Context Engineering, why should we care?
You've built your first LLM application, and it works great... until it doesn't. When users ask about last week's data? When they need real-time information? When the model needs to remember previous conversations? That's when it hits you — prompting alone isn't enough. But don't worry, we've got this!
Context Engineering is how we solve these problems. Can we make LLMs actually useful in production? The answer is 100% YES! All we need is to orchestrate multiple components — RAG, agents, memory systems, and action tools — to give LLMs the context they need.
The graph below illustrates the essential components and the relationships between them:
- [1] User Intent & Prompting 🟡
- [2] Agents & Reasoning 🔴
- [3] RAG 🔵
- [4] Action Tools 🔴
- [5] Memory Systems 🟣
Breaking down the Context Engineering Stack
The interactive diagram shows how it all works.
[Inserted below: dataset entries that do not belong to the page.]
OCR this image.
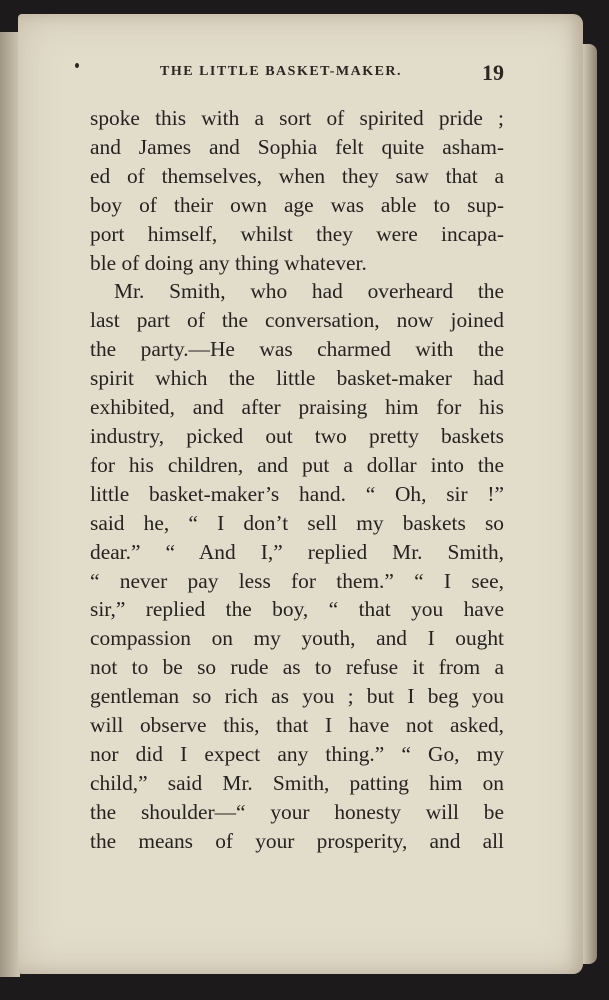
THE LITTLE BASKET-MAKER.	19
spoke this with a sort of spirited pride ;
and James and Sophia felt quite asham-
ed of themselves, when they saw that a
boy of their own age was able to sup-
port himself, whilst they were incapa-
ble of doing any thing whatever.
Mr. Smith, who had overheard the
last part of the conversation, now joined
the party.—He was charmed with the
spirit which the little basket-maker had
exhibited, and after praising him for his
industry, picked out two pretty baskets
for his children, and put a dollar into the
little basket-maker’s hand. “ Oh, sir !”
said he, “ I don’t sell my baskets so
dear.” “ And I,” replied Mr. Smith,
“ never pay less for them.” “ I see,
sir,” replied the boy, “ that you have
compassion on my youth, and I ought
not to be so rude as to refuse it from a
gentleman so rich as you ; but I beg you
will observe this, that I have not asked,
nor did I expect any thing.” “ Go, my
child,” said Mr. Smith, patting him on
the shoulder—“ your honesty will be
the means of your prosperity, and all
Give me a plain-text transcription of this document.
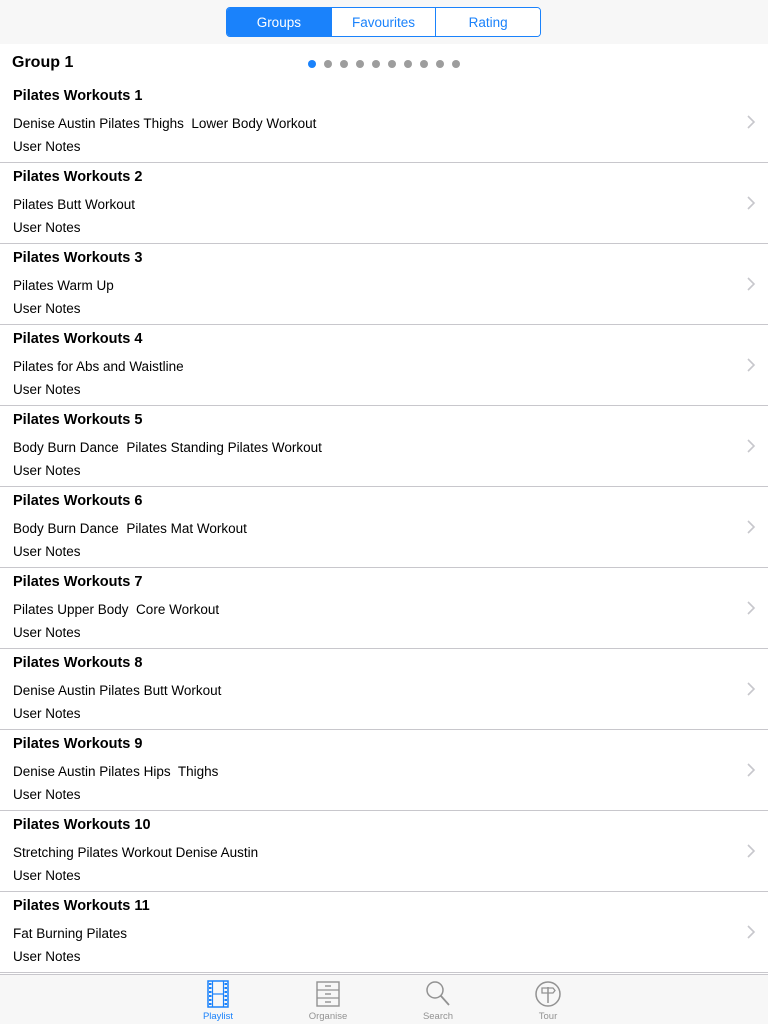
Groups	Favourites	Rating
Group 1
Pilates Workouts 1
Denise Austin Pilates Thighs  Lower Body Workout
User Notes
Pilates Workouts 2
Pilates Butt Workout
User Notes
Pilates Workouts 3
Pilates Warm Up
User Notes
Pilates Workouts 4
Pilates for Abs and Waistline
User Notes
Pilates Workouts 5
Body Burn Dance  Pilates Standing Pilates Workout
User Notes
Pilates Workouts 6
Body Burn Dance  Pilates Mat Workout
User Notes
Pilates Workouts 7
Pilates Upper Body  Core Workout
User Notes
Pilates Workouts 8
Denise Austin Pilates Butt Workout
User Notes
Pilates Workouts 9
Denise Austin Pilates Hips  Thighs
User Notes
Pilates Workouts 10
Stretching Pilates Workout Denise Austin
User Notes
Pilates Workouts 11
Fat Burning Pilates
User Notes
Playlist	Organise	Search	Tour
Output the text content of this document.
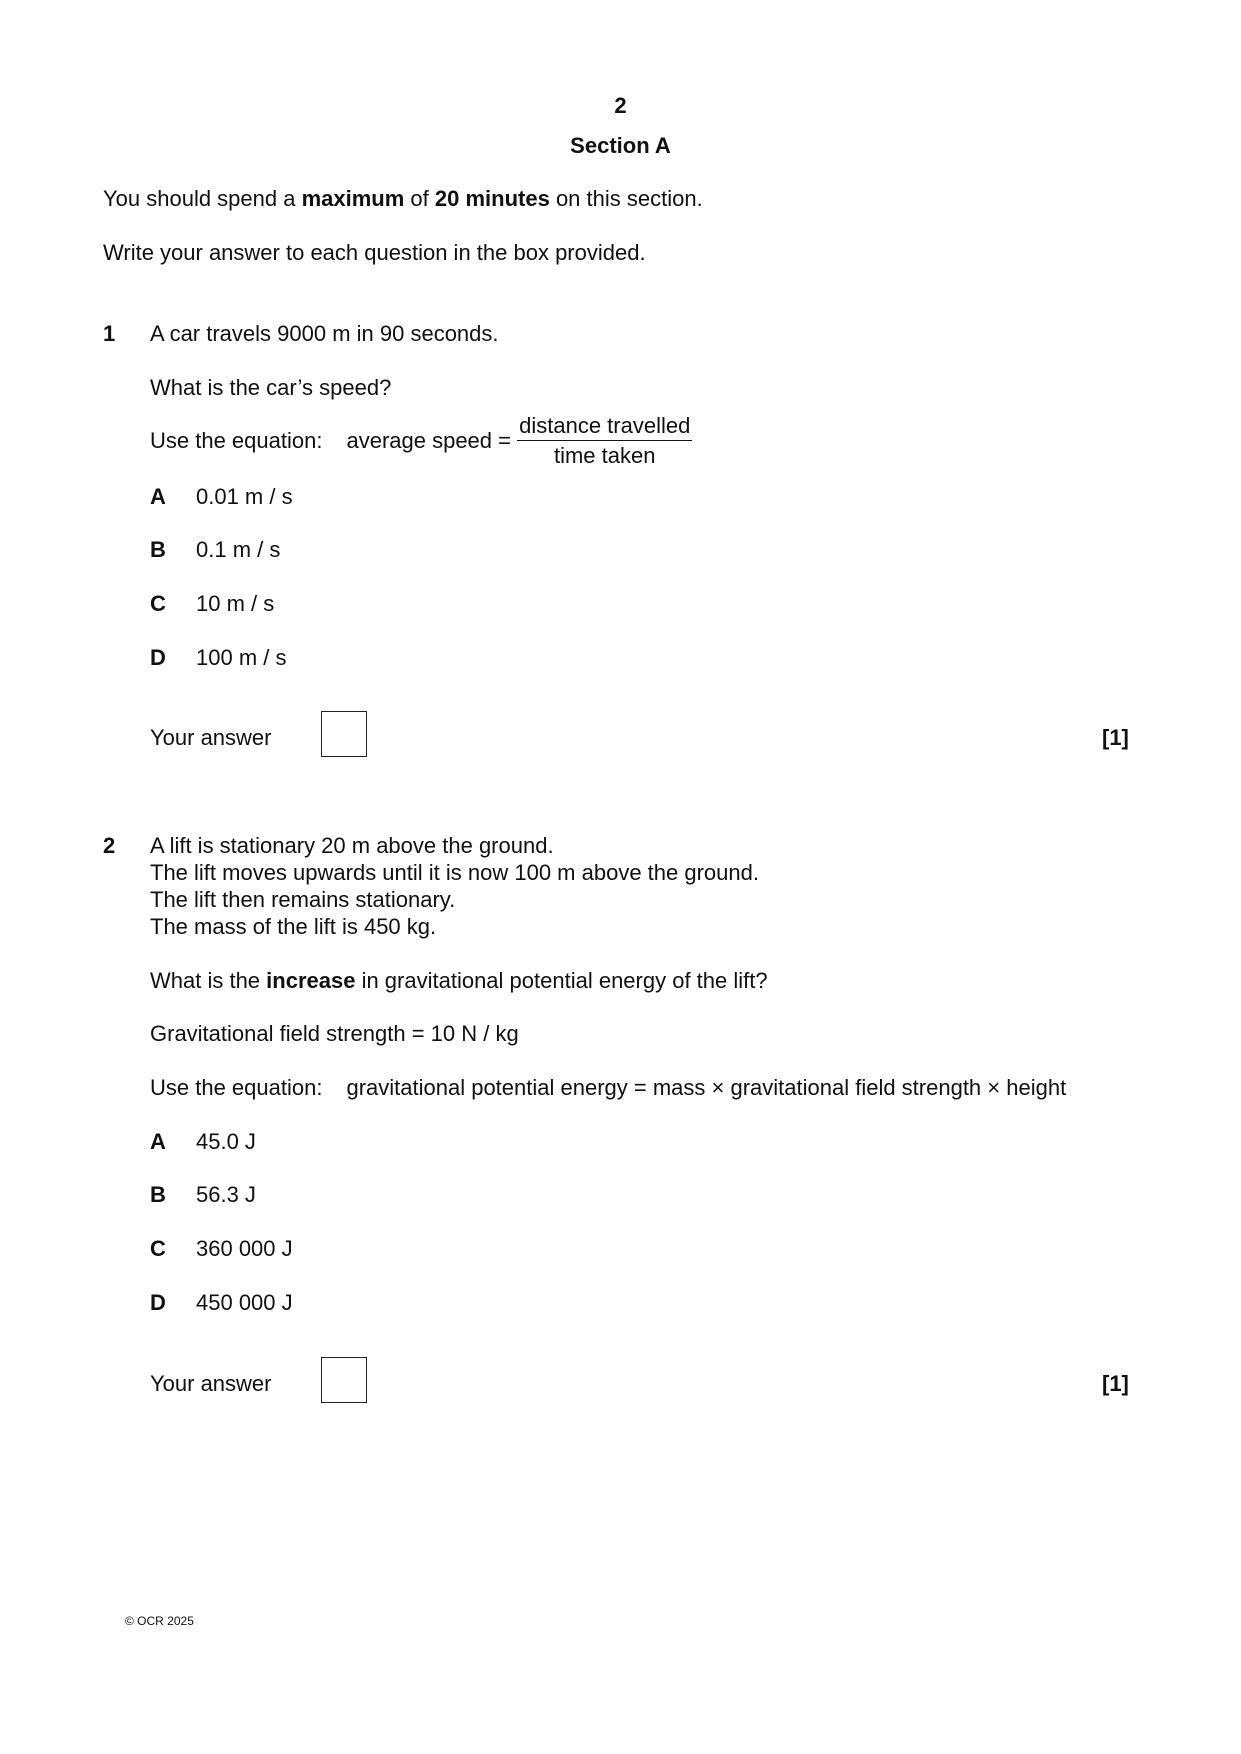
2
Section A
You should spend a maximum of 20 minutes on this section.
Write your answer to each question in the box provided.
1 A car travels 9000 m in 90 seconds.
What is the car’s speed?
Use the equation: average speed = $\frac{\text{distance travelled}}{\text{time taken}}$
A 0.01 m / s
B 0.1 m / s
C 10 m / s
D 100 m / s
Your answer	[1]
2 A lift is stationary 20 m above the ground.
The lift moves upwards until it is now 100 m above the ground.
The lift then remains stationary.
The mass of the lift is 450 kg.
What is the increase in gravitational potential energy of the lift?
Gravitational field strength = 10 N / kg
Use the equation: gravitational potential energy = mass × gravitational field strength × height
A 45.0 J
B 56.3 J
C 360 000 J
D 450 000 J
Your answer	[1]
© OCR 2025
See that Context node in the center? That's essentially the Prompt — but enhanced. It connects to five critical components that orchestrate together. These components create a feedback loop, continuously enriching the LLM's contextual understanding.
A prompt is typically structured as follows, whether we observe it directly or build it programmatically:
In a fresh inference, let's suppose a user asks, "Show me the top 5 products by revenue last quarter."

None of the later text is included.